6. A DNA molecule comprising a human Hct-1 gene-associated coding sequence selected from the following:

(k) DNA molecules comprising a contiguous coding sequence consisting of the sequences “exon 3” and “exon 4” in SEQ Id No 3, and

(m) cytochrome P450-encoding DNA molecules capable of hybridizing with the DNA molecule defined in (k) or (l) under reduced stringency hybridization conditions defined as 6×SSC at 55° C.

7. A DNA molecule encoding an Hct-1 gene-associated coding sequence coded for by a DNA molecule as claimed in any of claims 1 to 6, but which differs in sequence from the sequences of the DNA molecules claimed in claims 1 to 6 by virtue of one or more amino acids of said Hct-1 gene-associated sequences being encoded by degenerate codons.

8. A DNA molecule consisting of a contiguous sequence of at least 1-8 nucleotides from the DNA sequence set forth in SEQ Id Nos: 1, 2 and 3.

9. A DNA sequence according to claim 8 containing at least 24 and most preferably at least 30 nucleotide taken from said sequence.

10. The use of a DNA molecule according to claim 8 or claim 9 as a hybridization probe for isolating or detecting members of gene families and homologous DNA sequences related to the Hct-1 gene, especially a human gene sequence.

11. The use of a DNA molecule according to claim 8 or claim 9 in the diagnosis of neuropsychiatric disorders, endocrine disorders, immunological disorders, diseases of cognitive function or neurodegenerative diseases.

12. The use of a short (e.g. 10 to 25) oligonucleotide primer, capable of hybridising with a DNA molecule claimed in any of claims 1 to 9 in the polymerase chain reaction (PCR) amplification of a genomic or cDNA from a biological sample for the purpose of diagnosis of neuropsychiatric disorders, endocrine disorders, immunological disorders, diseases of cognitive function or neurodegenerative diseases.

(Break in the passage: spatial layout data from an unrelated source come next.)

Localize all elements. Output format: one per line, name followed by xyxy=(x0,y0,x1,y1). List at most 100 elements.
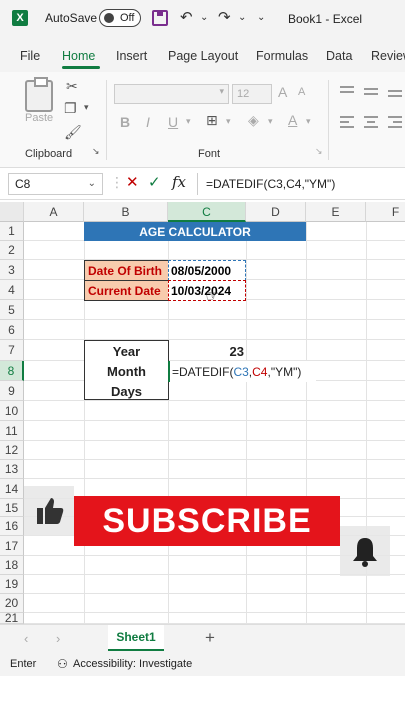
edit-ref-c4: C4 xyxy=(252,364,268,379)
font-launcher-icon[interactable]: ↘ xyxy=(315,146,323,157)
row-header-1[interactable]: 1 xyxy=(0,222,24,241)
cancel-icon[interactable]: ✕ xyxy=(126,173,139,191)
formula-input[interactable]: =DATEDIF(C3,C4,"YM") xyxy=(197,173,405,195)
copy-icon[interactable]: ❐ xyxy=(64,100,77,117)
clipboard-launcher-icon[interactable]: ↘ xyxy=(92,146,100,157)
column-header-c[interactable]: C xyxy=(168,202,246,222)
month-label-cell[interactable]: Month xyxy=(84,361,169,381)
row-header-16[interactable]: 16 xyxy=(0,517,24,536)
row-header-8[interactable]: 8 xyxy=(0,361,24,381)
column-header-b[interactable]: B xyxy=(84,202,168,222)
title-cell[interactable]: AGE CALCULATOR xyxy=(84,222,306,241)
row-header-19[interactable]: 19 xyxy=(0,575,24,594)
accessibility-status[interactable]: Accessibility: Investigate xyxy=(73,658,192,670)
year-label-cell[interactable]: Year xyxy=(84,341,169,361)
borders-dropdown-icon[interactable]: ▾ xyxy=(226,116,231,127)
row-header-10[interactable]: 10 xyxy=(0,401,24,421)
row-header-3[interactable]: 3 xyxy=(0,260,24,280)
row-header-18[interactable]: 18 xyxy=(0,556,24,575)
customize-toolbar-icon[interactable]: ⌄ xyxy=(257,12,265,23)
column-header-d[interactable]: D xyxy=(246,202,306,222)
fill-color-icon[interactable]: ◈ xyxy=(248,112,259,129)
row-header-21[interactable]: 21 xyxy=(0,612,24,624)
cursor-icon: ☞ xyxy=(205,288,220,305)
font-group-label: Font xyxy=(198,148,221,160)
gridline xyxy=(24,612,405,613)
font-color-icon[interactable]: A xyxy=(288,112,297,128)
align-middle-icon[interactable] xyxy=(364,86,378,98)
undo-icon[interactable]: ↶ xyxy=(180,8,193,26)
font-color-dropdown-icon[interactable]: ▾ xyxy=(306,116,311,127)
name-box[interactable]: C8 ⌄ xyxy=(8,173,103,195)
align-right-icon[interactable] xyxy=(388,116,402,130)
year-value-cell[interactable]: 23 xyxy=(168,341,244,361)
align-bottom-icon[interactable] xyxy=(388,86,402,98)
row-header-14[interactable]: 14 xyxy=(0,479,24,499)
row-header-11[interactable]: 11 xyxy=(0,421,24,441)
row-header-9[interactable]: 9 xyxy=(0,381,24,401)
align-top-icon[interactable] xyxy=(340,86,354,98)
add-sheet-button[interactable]: + xyxy=(205,628,215,648)
tab-insert[interactable]: Insert xyxy=(116,49,147,63)
row-header-15[interactable]: 15 xyxy=(0,499,24,517)
bold-icon[interactable]: B xyxy=(120,114,130,130)
like-icon[interactable] xyxy=(24,486,74,536)
tab-review[interactable]: Review xyxy=(371,49,405,63)
cut-icon[interactable]: ✂ xyxy=(66,78,78,95)
shrink-font-icon[interactable]: A xyxy=(298,86,305,98)
tab-home[interactable]: Home xyxy=(62,49,95,63)
column-header-a[interactable]: A xyxy=(24,202,84,222)
gridline xyxy=(24,339,405,340)
copy-dropdown-icon[interactable]: ▾ xyxy=(84,102,89,113)
underline-dropdown-icon[interactable]: ▾ xyxy=(186,116,191,127)
row-header-13[interactable]: 13 xyxy=(0,460,24,479)
dob-value-cell[interactable]: 08/05/2000 xyxy=(168,260,246,281)
grow-font-icon[interactable]: A xyxy=(278,84,287,100)
row-header-2[interactable]: 2 xyxy=(0,241,24,260)
row-header-12[interactable]: 12 xyxy=(0,441,24,460)
tab-formulas[interactable]: Formulas xyxy=(256,49,308,63)
italic-icon[interactable]: I xyxy=(146,114,150,130)
column-header-f[interactable]: F xyxy=(366,202,405,222)
font-name-dropdown-icon: ▾ xyxy=(219,86,224,96)
autosave-toggle[interactable]: Off xyxy=(99,9,141,27)
row-header-17[interactable]: 17 xyxy=(0,536,24,556)
subscribe-button[interactable]: SUBSCRIBE xyxy=(74,496,340,546)
format-painter-icon[interactable]: 🖌 xyxy=(64,124,82,141)
redo-dropdown-icon[interactable]: ⌄ xyxy=(238,12,246,23)
redo-icon[interactable]: ↷ xyxy=(218,8,231,26)
column-header-e[interactable]: E xyxy=(306,202,366,222)
fill-color-dropdown-icon[interactable]: ▾ xyxy=(268,116,273,127)
formula-bar-grip-icon: ⋮ xyxy=(110,174,124,190)
paste-icon[interactable] xyxy=(25,77,53,112)
active-cell-c8[interactable]: =DATEDIF(C3, C4 ,"YM") xyxy=(168,361,316,382)
row-header-5[interactable]: 5 xyxy=(0,300,24,320)
sheet-tab-sheet1[interactable]: Sheet1 xyxy=(108,625,164,651)
tab-file[interactable]: File xyxy=(20,49,40,63)
bell-icon[interactable] xyxy=(340,526,390,576)
next-sheet-icon[interactable]: › xyxy=(56,631,60,646)
paste-label: Paste xyxy=(25,112,54,124)
tab-data[interactable]: Data xyxy=(326,49,352,63)
row-header-4[interactable]: 4 xyxy=(0,280,24,300)
tab-page-layout[interactable]: Page Layout xyxy=(168,49,238,63)
underline-icon[interactable]: U xyxy=(168,114,178,130)
prev-sheet-icon[interactable]: ‹ xyxy=(24,631,28,646)
font-name-box[interactable]: ▾ xyxy=(114,84,229,104)
enter-icon[interactable]: ✓ xyxy=(148,173,161,191)
dob-label-cell[interactable]: Date Of Birth xyxy=(84,260,169,281)
save-icon[interactable] xyxy=(152,10,168,26)
row-header-6[interactable]: 6 xyxy=(0,320,24,340)
current-date-label-cell[interactable]: Current Date xyxy=(84,280,169,301)
align-center-icon[interactable] xyxy=(364,116,378,130)
align-left-icon[interactable] xyxy=(340,116,354,130)
insert-function-icon[interactable]: fx xyxy=(172,173,186,191)
ribbon-home: Paste ✂ ❐ ▾ 🖌 Clipboard ↘ ▾ 12 A A B I U… xyxy=(0,72,405,168)
row-header-7[interactable]: 7 xyxy=(0,340,24,361)
font-size-box[interactable]: 12 xyxy=(232,84,272,104)
undo-dropdown-icon[interactable]: ⌄ xyxy=(200,12,208,23)
borders-icon[interactable]: ⊞ xyxy=(206,112,218,129)
select-all-corner[interactable] xyxy=(0,202,24,222)
days-label-cell[interactable]: Days xyxy=(84,381,169,401)
autosave-label: AutoSave xyxy=(45,11,98,25)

13. A cytochrome P450 protein, at leas. a portion of which is encoded by a DNA molecule as claimed in any of claims 1 to 7.

14. A protein selected from the following:

(iii) the protein designated human Hct-1 comprising the amino acid sequence set forth in SEQ Id No: 3: or a protein having substantial homology thereto.

15. A protein according to claim 14 having a degree of homology such that at least 50%, preferably at least 60% and most preferably at least 70% of the amino acids match said Seq.ID No: 1, 2 or 3).

16. A process for producing a Hct-1 polypeptide, which comprises culturing a transformed host and recovering the desired Hct-1 polypeptide, characterised in that the host is transformed with nucleic acid comprising a coding sequence as defined in any of claims 1 to 7.

17. A process according to claim 15 wherein the transformed host cell is a yeast, bacterial, insect or mammalian cell.

18. A process according to claim 16 or claim 17 wherein the nucleic acid comprises an expression construct or an expression vector.

19. A process according to claim 18 wherein the vector is a vaccinia virus or baculovirus vector, a yeast plasmid or integration vector.

20. An antibody, especially a monoclonal antibody which binds to a Hct-1-protein.

21. The use of an antibody according to claim 19 in the diagnosis of neuropsychiatric disorders, endocrine disorders, immunological disorders, diseases of cognitive function, neurodegenerative diseases or diseases of cognitive function.

22. The use of a protein according to any of claims 13 to 15, or an antibody according to claim 18 in the design and/or manufacture of an antagonist to Hct-1 protein.

23. The use of a protein according to any of claims 13 to 15, to effect a catalytic transformation of a substrate.

24. The use according to claim 23 wherein the substrate is a steroid.

25. A transformed substrate when produced as a result of the use claimed in claim 23 or claim 24.